La Reine Sombre ne prononça aucune menace, mais il était évident que l’avenir du Prince Wotsaben et du peuple Irildar dépendaient fortement de la survie et du bien être de sa fille.

— Des parents elfiques lui ont été trouvé, ils ont reçu des titres et des terres en contrepartie et ils ignoreront toujours l’origine de l’enfant. Tout est près pour la recevoir, y compris le sortilège qui lui fera oublier ses premières années.

Un nuage de tristesse assombrit encore davantage le regard de la Reine sombre alors qu’elle regardait sa fille comme si c’était la dernière fois.

— J’ai essayé de ne pas m’y attacher… Je n’ai pas réussi. Mais si mon père découvrait son existence, elle deviendrait un enjeu pour « La survie de l’Empire », et tous nos ennemis chercheraient à s’emparer d’elle… Emmenez-la loin d’ici, c’est la seule chose que je peux lui offrir.

— Elle partira demain à l’aube, et aucun solarien ne connaîtra son existence.

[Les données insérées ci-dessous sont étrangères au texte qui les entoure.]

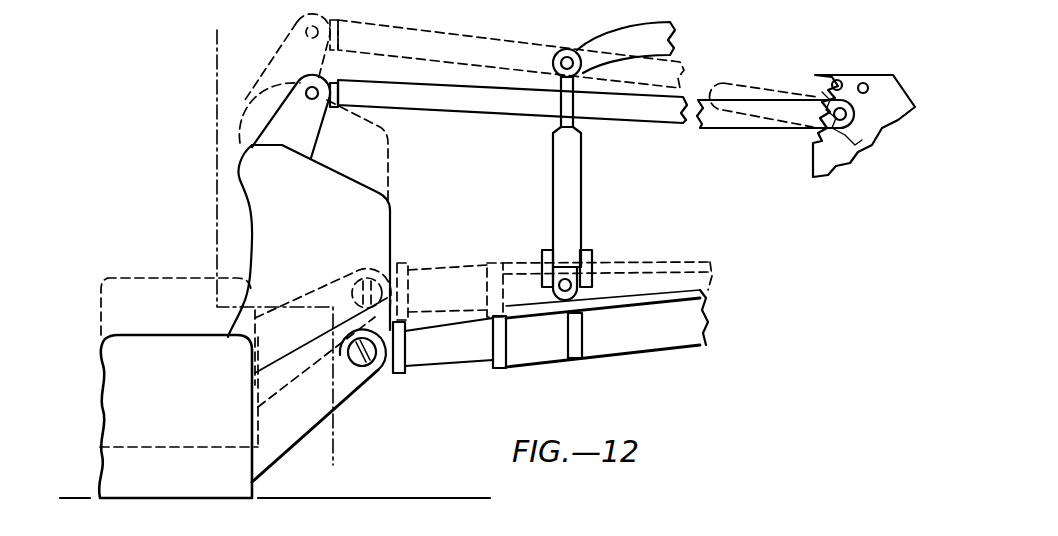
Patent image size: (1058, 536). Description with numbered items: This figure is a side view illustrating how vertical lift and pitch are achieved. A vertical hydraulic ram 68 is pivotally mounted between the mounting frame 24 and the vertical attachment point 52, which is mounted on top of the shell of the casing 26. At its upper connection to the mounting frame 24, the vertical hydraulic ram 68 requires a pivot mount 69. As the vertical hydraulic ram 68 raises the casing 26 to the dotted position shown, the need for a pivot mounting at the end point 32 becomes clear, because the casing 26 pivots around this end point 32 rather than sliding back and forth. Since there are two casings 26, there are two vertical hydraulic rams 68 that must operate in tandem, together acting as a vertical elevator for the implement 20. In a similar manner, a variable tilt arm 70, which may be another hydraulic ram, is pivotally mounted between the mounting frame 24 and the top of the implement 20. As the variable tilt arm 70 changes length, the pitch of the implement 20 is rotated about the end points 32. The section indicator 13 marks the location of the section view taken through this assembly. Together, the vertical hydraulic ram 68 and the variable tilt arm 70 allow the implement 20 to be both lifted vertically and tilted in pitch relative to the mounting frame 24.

The section line 13- 13 is at (362, 453).
The implement 20 is at (117, 403).
The mounting frame 24 is at (683, 37).
The casing 26 is at (687, 290).
The end point 32 is at (385, 375).
The vertical attachment point 52 is at (601, 274).
The vertical hydraulic ram 68 is at (572, 178).
The pivot mount 69 is at (577, 50).
The variable tilt arm 70 is at (402, 100).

Il n’y avait plus rien à dire, les visiteurs prirent congé.

Leur entrée au harem du Palais et le motif de leur visite fut consignée dans un registre sous le label : « visite de courtoisie » et le nom de la personne visitée ne fut pas mentionné.

Le registre fut ensuite rangé dans un bâtiment d’archives que nul ne consulte jamais.